Coming up with ways to cope with stress was also a fun activity. I had this crazy idea in the early weeks of working at the clinic that I should be doing something to separate that world from my own — build back up the illusion to prevent myself from thinking about the patients too much, their plights and crises. This idea came from the fact that I was losing sleep at this point, being kept awake by a few specific patient interviews.

After a close friend knocked some sense into me and made me realize that the whole idea of compartmentalizing my life to minimize thinking about patients is something that could only eventually lead to a disaffected hardening of my outlook toward everything (which I thank him for), I gave up that tack and switched to something else, or four. All kinds of dumb little rituals like journaling and cataloguing emotions. But eventually I figured out the trick: it’s to not resist.

You don’t look for ways to combat the stress, you simply let it happen. You let every patient break your heart. The doctor I was interning for remarked that my taking of patient histories improved over the course of the semester. I don’t attribute that to practice because I know the exact moment that the improvement happened. It was when I finally surrendered to the deluge and let it flow over me.

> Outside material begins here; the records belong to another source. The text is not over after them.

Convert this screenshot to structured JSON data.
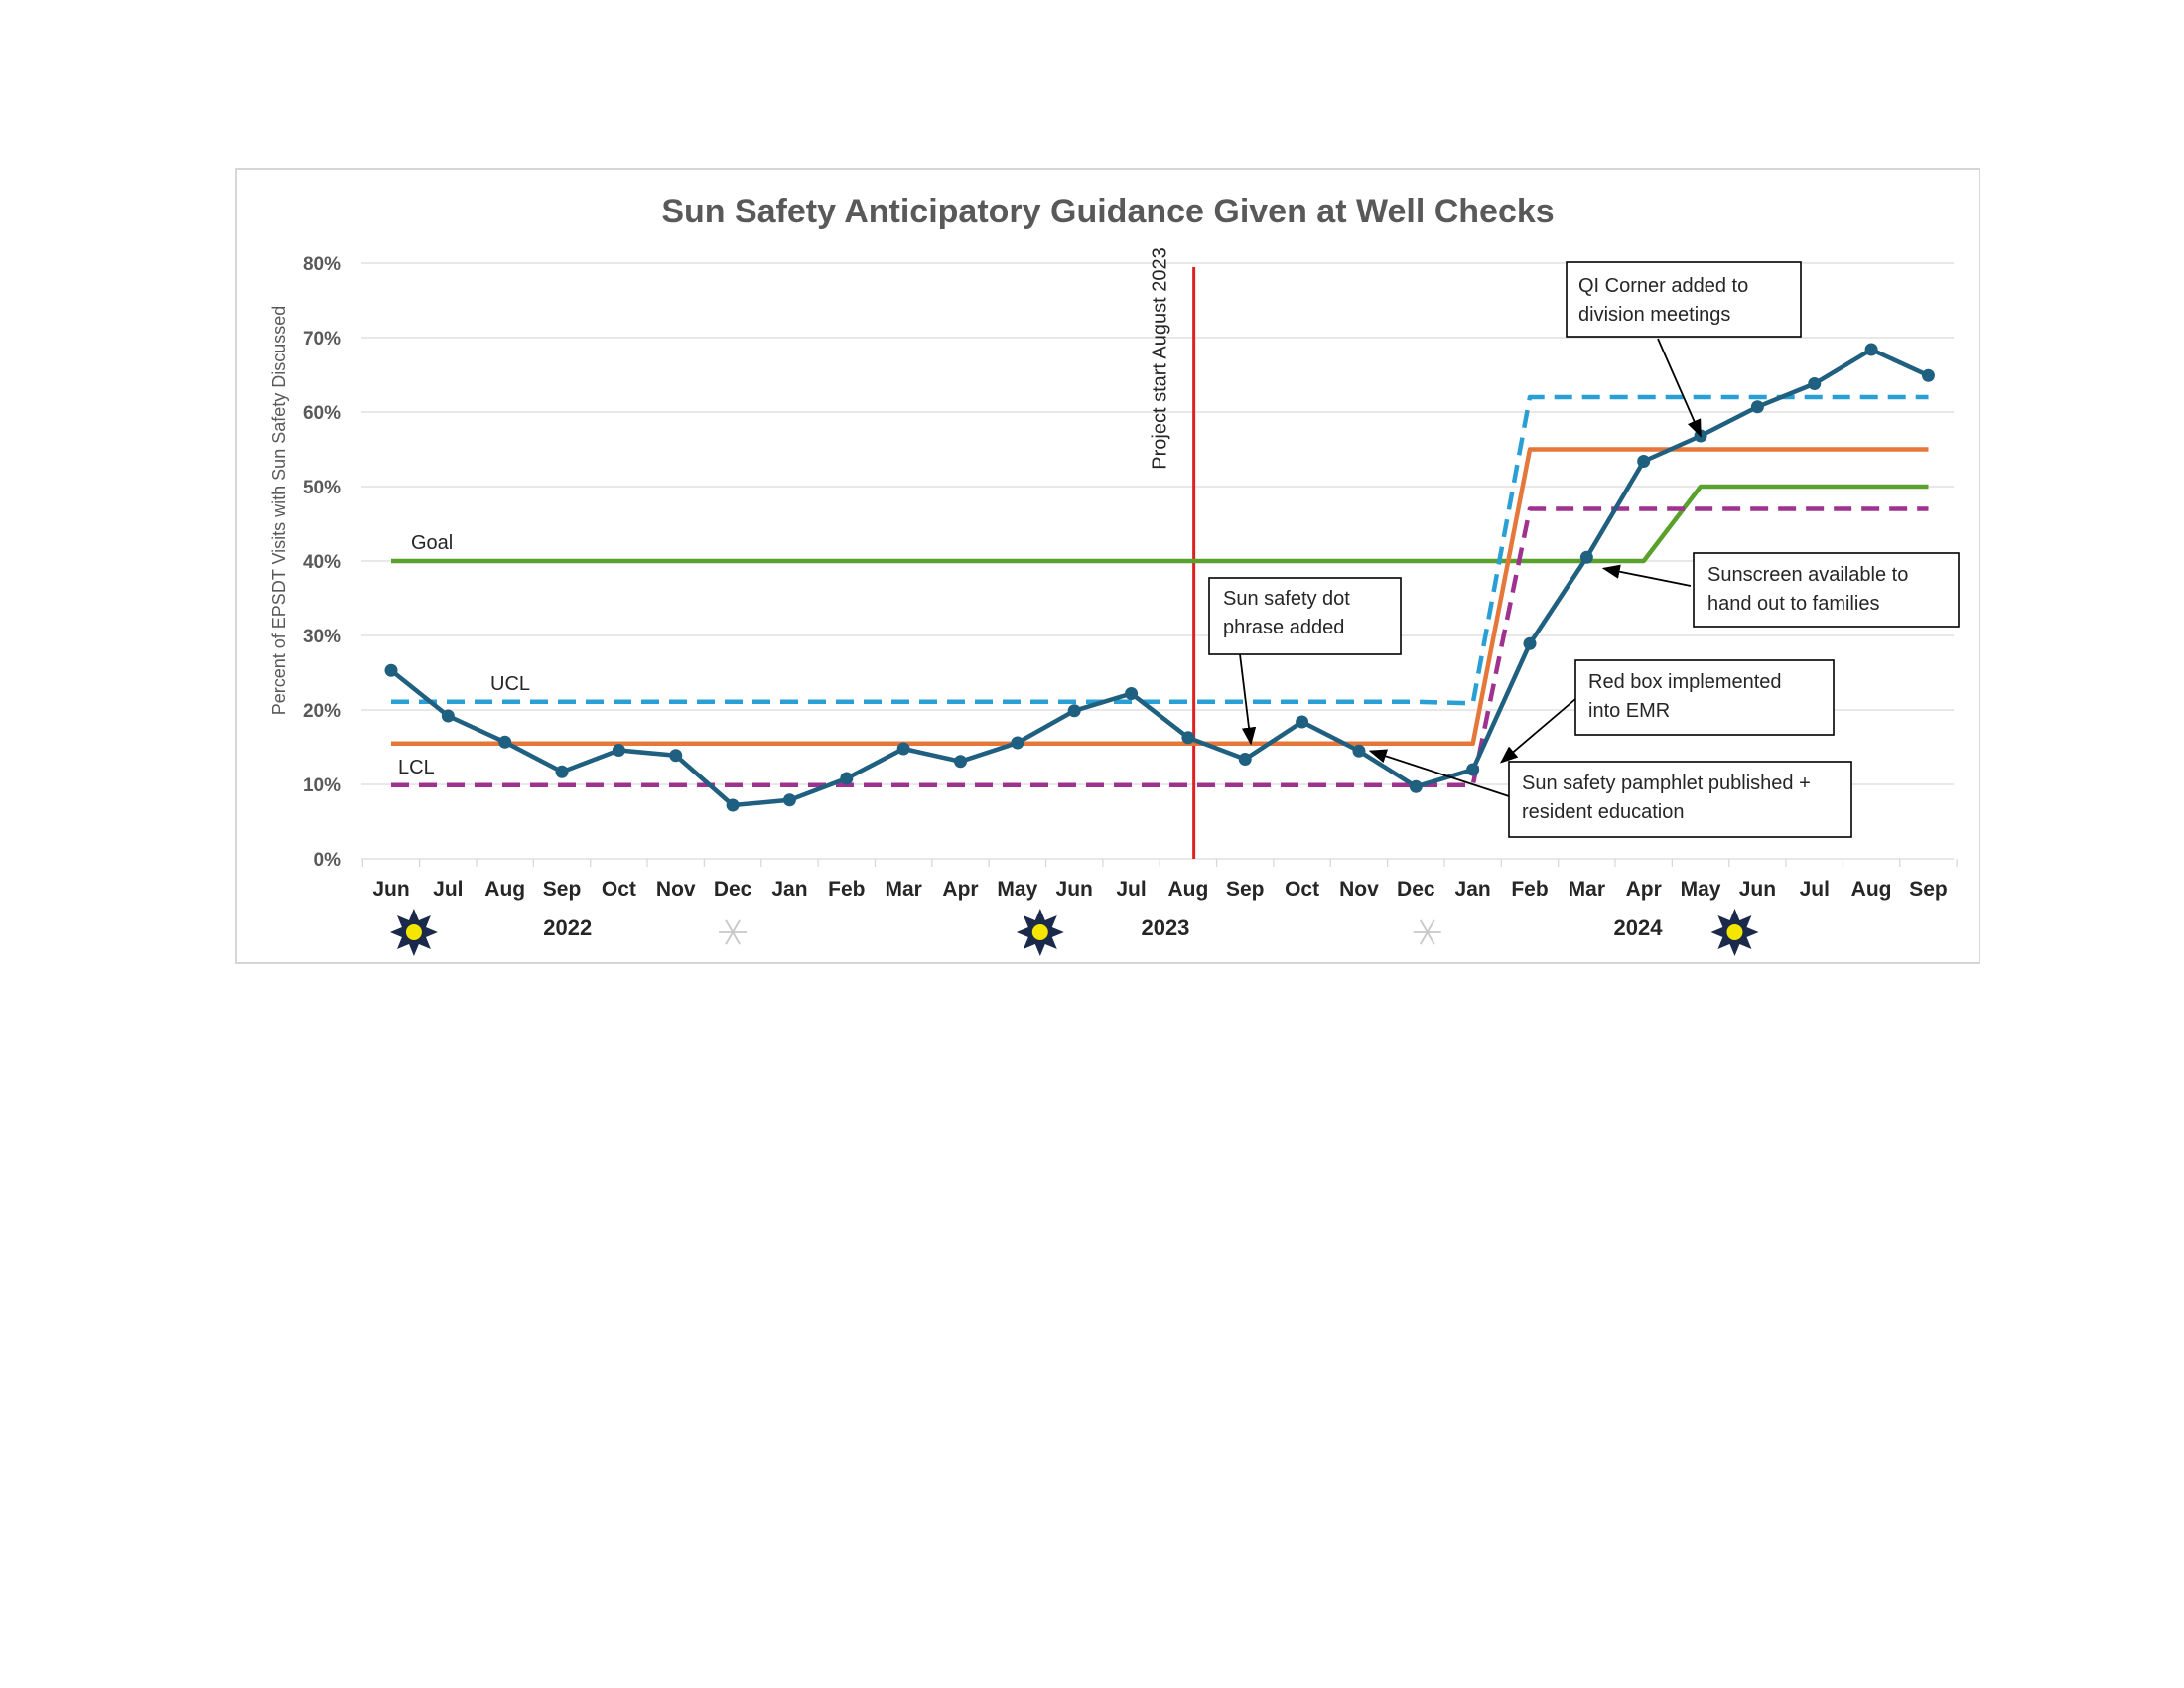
{
  "chart_data": {
    "type": "line",
    "title": "Sun Safety Anticipatory Guidance Given at Well Checks",
    "ylabel": "Percent of EPSDT Visits with Sun Safety Discussed",
    "ylim": [
      0,
      0.8
    ],
    "yticks": [
      "0%",
      "10%",
      "20%",
      "30%",
      "40%",
      "50%",
      "60%",
      "70%",
      "80%"
    ],
    "categories": [
      "Jun",
      "Jul",
      "Aug",
      "Sep",
      "Oct",
      "Nov",
      "Dec",
      "Jan",
      "Feb",
      "Mar",
      "Apr",
      "May",
      "Jun",
      "Jul",
      "Aug",
      "Sep",
      "Oct",
      "Nov",
      "Dec",
      "Jan",
      "Feb",
      "Mar",
      "Apr",
      "May",
      "Jun",
      "Jul",
      "Aug",
      "Sep"
    ],
    "years": [
      {
        "label": "2022",
        "at_index": 3.1
      },
      {
        "label": "2023",
        "at_index": 13.6
      },
      {
        "label": "2024",
        "at_index": 21.9
      }
    ],
    "grid": true,
    "series": [
      {
        "name": "",
        "role": "data",
        "color": "#1f5f7f",
        "markers": true,
        "values": [
          0.253,
          0.192,
          0.157,
          0.117,
          0.146,
          0.139,
          0.072,
          0.079,
          0.108,
          0.148,
          0.131,
          0.156,
          0.199,
          0.222,
          0.163,
          0.134,
          0.184,
          0.145,
          0.097,
          0.12,
          0.289,
          0.405,
          0.534,
          0.568,
          0.607,
          0.638,
          0.684,
          0.649
        ]
      },
      {
        "name": "Goal",
        "role": "goal",
        "color": "#5aa02c",
        "dash": "solid",
        "values": [
          0.4,
          0.4,
          0.4,
          0.4,
          0.4,
          0.4,
          0.4,
          0.4,
          0.4,
          0.4,
          0.4,
          0.4,
          0.4,
          0.4,
          0.4,
          0.4,
          0.4,
          0.4,
          0.4,
          0.4,
          0.4,
          0.4,
          0.4,
          0.5,
          0.5,
          0.5,
          0.5,
          0.5
        ]
      },
      {
        "name": "UCL",
        "role": "ucl",
        "color": "#2a9fd6",
        "dash": "dashed",
        "values": [
          0.211,
          0.211,
          0.211,
          0.211,
          0.211,
          0.211,
          0.211,
          0.211,
          0.211,
          0.211,
          0.211,
          0.211,
          0.211,
          0.211,
          0.211,
          0.211,
          0.211,
          0.211,
          0.211,
          0.209,
          0.62,
          0.62,
          0.62,
          0.62,
          0.62,
          0.62,
          0.62,
          0.62
        ]
      },
      {
        "name": "",
        "role": "center",
        "color": "#e5773a",
        "dash": "solid",
        "values": [
          0.155,
          0.155,
          0.155,
          0.155,
          0.155,
          0.155,
          0.155,
          0.155,
          0.155,
          0.155,
          0.155,
          0.155,
          0.155,
          0.155,
          0.155,
          0.155,
          0.155,
          0.155,
          0.155,
          0.155,
          0.55,
          0.55,
          0.55,
          0.55,
          0.55,
          0.55,
          0.55,
          0.55
        ]
      },
      {
        "name": "LCL",
        "role": "lcl",
        "color": "#a0328f",
        "dash": "dashed",
        "values": [
          0.099,
          0.099,
          0.099,
          0.099,
          0.099,
          0.099,
          0.099,
          0.099,
          0.099,
          0.099,
          0.099,
          0.099,
          0.099,
          0.099,
          0.099,
          0.099,
          0.099,
          0.099,
          0.099,
          0.099,
          0.47,
          0.47,
          0.47,
          0.47,
          0.47,
          0.47,
          0.47,
          0.47
        ]
      }
    ],
    "vertical_marker": {
      "label": "Project start August 2023",
      "at_index": 14.1,
      "color": "#e02020"
    },
    "annotations": [
      {
        "lines": [
          "QI Corner added to",
          "division meetings"
        ],
        "target_index": 23,
        "target_value": 0.568
      },
      {
        "lines": [
          "Sunscreen available to",
          "hand out to families"
        ],
        "target_index": 21.3,
        "target_value": 0.39
      },
      {
        "lines": [
          "Sun safety dot",
          "phrase added"
        ],
        "target_index": 15.1,
        "target_value": 0.155
      },
      {
        "lines": [
          "Red box implemented",
          "into EMR"
        ],
        "target_index": 19.5,
        "target_value": 0.13
      },
      {
        "lines": [
          "Sun safety pamphlet published +",
          "resident education"
        ],
        "target_index": 17.2,
        "target_value": 0.145
      }
    ],
    "icons": [
      {
        "name": "sun-icon",
        "at_index": 0.4
      },
      {
        "name": "snowflake-icon",
        "at_index": 6.0
      },
      {
        "name": "sun-icon",
        "at_index": 11.4
      },
      {
        "name": "snowflake-icon",
        "at_index": 18.2
      },
      {
        "name": "sun-icon",
        "at_index": 23.6
      }
    ]
  }
}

It’s this odd blissful feeling, a kind of attached detachment, with gaze focused outward rather than in. More of a Tao thing than a Zen thing, I suppose.

We talk about growth a lot in relation to experiences like these, but I’m never sure what type of growth I’m supposed to be undergoing, or what to even look for in that regard. Sure, there was a lot of growth vis-à-vis the objective, medical side of this internship: learning proper patient history procedure; attaining proficiency in hypertension, diabetes, asthma and hyperlipidemia; looking for patient cues that could indicate different diseases.

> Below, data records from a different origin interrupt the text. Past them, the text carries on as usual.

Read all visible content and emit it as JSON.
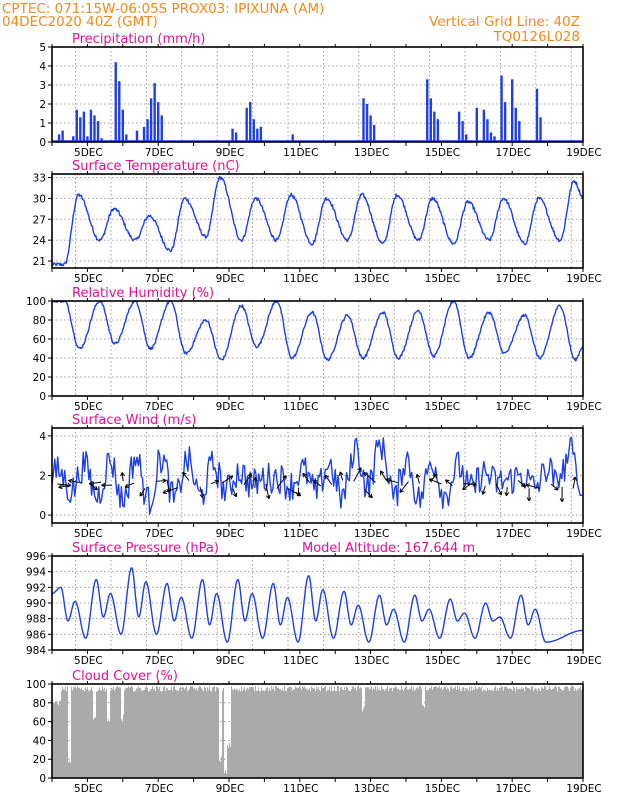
{
  "header": {
    "left_line1": "CPTEC:   071:15W-06:05S   PROX03: IPIXUNA (AM)",
    "left_line2": "04DEC2020  40Z (GMT)",
    "right_line1": "Vertical Grid Line: 40Z",
    "right_line2": "TQ0126L028"
  },
  "colors": {
    "header": "#f08a1c",
    "title": "#e0119a",
    "series": "#1f3fe6",
    "cloud": "#aaaaaa"
  },
  "chart_data": [
    {
      "type": "bar",
      "title": "Precipitation (mm/h)",
      "ylim": [
        0,
        5
      ],
      "yticks": [
        "0",
        "1",
        "2",
        "3",
        "4",
        "5"
      ],
      "xticks": [
        "5DEC",
        "7DEC",
        "9DEC",
        "11DEC",
        "13DEC",
        "15DEC",
        "17DEC",
        "19DEC"
      ],
      "x": [
        4.2,
        4.3,
        4.6,
        4.7,
        4.8,
        4.9,
        5.0,
        5.1,
        5.2,
        5.3,
        5.4,
        5.8,
        5.9,
        6.0,
        6.1,
        6.4,
        6.6,
        6.7,
        6.8,
        6.9,
        7.0,
        7.1,
        9.1,
        9.2,
        9.5,
        9.6,
        9.7,
        9.8,
        9.9,
        10.8,
        12.8,
        12.9,
        13.0,
        13.1,
        14.6,
        14.7,
        14.8,
        14.9,
        15.5,
        15.6,
        15.7,
        16.0,
        16.2,
        16.3,
        16.4,
        16.5,
        16.7,
        16.8,
        17.0,
        17.1,
        17.2,
        17.7,
        17.8
      ],
      "values": [
        0.4,
        0.6,
        0.3,
        1.7,
        1.3,
        1.6,
        0.3,
        1.7,
        1.4,
        1.1,
        0.2,
        4.2,
        3.2,
        1.7,
        0.4,
        0.6,
        0.8,
        1.2,
        2.3,
        3.1,
        2.1,
        1.4,
        0.7,
        0.5,
        1.8,
        2.1,
        1.2,
        0.7,
        0.8,
        0.4,
        2.3,
        2.0,
        1.4,
        0.9,
        3.3,
        2.3,
        1.6,
        1.2,
        1.6,
        1.1,
        0.4,
        1.8,
        1.7,
        1.2,
        0.5,
        0.3,
        3.5,
        2.1,
        3.3,
        1.8,
        1.1,
        2.8,
        1.3
      ]
    },
    {
      "type": "line",
      "title": "Surface Temperature (nC)",
      "ylim": [
        20,
        33.5
      ],
      "yticks": [
        "21",
        "24",
        "27",
        "30",
        "33"
      ],
      "xticks": [
        "5DEC",
        "7DEC",
        "9DEC",
        "11DEC",
        "13DEC",
        "15DEC",
        "17DEC",
        "19DEC"
      ],
      "min_values": [
        20.5,
        24.0,
        24.0,
        22.5,
        24.5,
        24.0,
        24.0,
        23.5,
        24.0,
        23.5,
        24.0,
        23.5,
        24.0,
        23.5,
        24.0
      ],
      "max_values": [
        30.5,
        28.5,
        27.5,
        30.0,
        33.0,
        30.0,
        30.5,
        30.0,
        30.5,
        30.5,
        30.0,
        29.5,
        30.0,
        30.0,
        32.5
      ],
      "end_value": 30.2
    },
    {
      "type": "line",
      "title": "Relative Humidity (%)",
      "ylim": [
        0,
        100
      ],
      "yticks": [
        "0",
        "20",
        "40",
        "60",
        "80",
        "100"
      ],
      "xticks": [
        "5DEC",
        "7DEC",
        "9DEC",
        "11DEC",
        "13DEC",
        "15DEC",
        "17DEC",
        "19DEC"
      ],
      "min_values": [
        50,
        55,
        50,
        45,
        38,
        52,
        40,
        38,
        40,
        40,
        42,
        40,
        45,
        40,
        38
      ],
      "max_values": [
        100,
        100,
        100,
        100,
        80,
        95,
        100,
        88,
        85,
        88,
        90,
        100,
        88,
        85,
        95
      ],
      "end_value": 52
    },
    {
      "type": "line",
      "title": "Surface Wind (m/s)",
      "ylim": [
        -0.4,
        4.4
      ],
      "yticks": [
        "0",
        "2",
        "4"
      ],
      "xticks": [
        "5DEC",
        "7DEC",
        "9DEC",
        "11DEC",
        "13DEC",
        "15DEC",
        "17DEC",
        "19DEC"
      ],
      "vectors": "wind-direction-arrows",
      "end_value": 1.0
    },
    {
      "type": "line",
      "title": "Surface Pressure (hPa)",
      "annotation": "Model Altitude: 167.644  m",
      "ylim": [
        984,
        996
      ],
      "yticks": [
        "984",
        "986",
        "988",
        "990",
        "992",
        "994",
        "996"
      ],
      "xticks": [
        "5DEC",
        "7DEC",
        "9DEC",
        "11DEC",
        "13DEC",
        "15DEC",
        "17DEC",
        "19DEC"
      ],
      "min_values": [
        985.5,
        986.0,
        986.0,
        985.5,
        985.0,
        985.5,
        985.0,
        985.5,
        985.0,
        985.0,
        985.5,
        985.5,
        985.5,
        985.0
      ],
      "max_values": [
        992.0,
        993.0,
        994.5,
        992.5,
        993.0,
        993.0,
        992.5,
        993.5,
        991.5,
        991.0,
        991.0,
        990.5,
        990.0,
        991.0
      ],
      "end_value": 986.5
    },
    {
      "type": "area",
      "title": "Cloud Cover (%)",
      "ylim": [
        0,
        100
      ],
      "yticks": [
        "0",
        "20",
        "40",
        "60",
        "80",
        "100"
      ],
      "xticks": [
        "5DEC",
        "7DEC",
        "9DEC",
        "11DEC",
        "13DEC",
        "15DEC",
        "17DEC",
        "19DEC"
      ],
      "typical_value": 95,
      "dips": [
        {
          "x": 4.5,
          "value": 10
        },
        {
          "x": 5.2,
          "value": 60
        },
        {
          "x": 5.6,
          "value": 55
        },
        {
          "x": 6.0,
          "value": 60
        },
        {
          "x": 8.75,
          "value": 15
        },
        {
          "x": 8.9,
          "value": 1
        },
        {
          "x": 9.0,
          "value": 30
        },
        {
          "x": 12.8,
          "value": 70
        },
        {
          "x": 14.5,
          "value": 75
        }
      ]
    }
  ]
}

But I almost feel like the change in mindset and proper understanding trumps that in some ways. People have always walked up to me in public settings and started talking to me about their lives for as long as I remember, but now I know how to respond to them. I can better be the ear that they so obviously desire, and maybe even a mouth to form words that could be useful to them.

Because really, that’s what this is all about in the end. It’s not about me, it’s about Linda and her omnipresent aches and pains. And Julio with his uncomfortable iron rod in his leg. And Yolanda, who’s already quite an elderly lady but who comes in with her even more elderly mother, and Terrence with his gigantic head gash and paralyzed left side.

It’s about Charla with her two healthy kids, and Matt, who’s honestly really quite rude, and Emily, who really needed help finding a counselor on her insurance plan and for whom we finally did find one in a triumphant moment (albeit one not in the county). And Henry, who comes in with a bloody rag that he hands to me before disclosing that it’s a specimen of his semen because — by the way, he forgot to mention — he’s having blood in his semen.

It’s this constantly rotating cast of characters who take precedence here. They’re still rotating even now, their faces taking turns for top billing in my head. I don’t think I’ll ever forget them, and I don’t want to.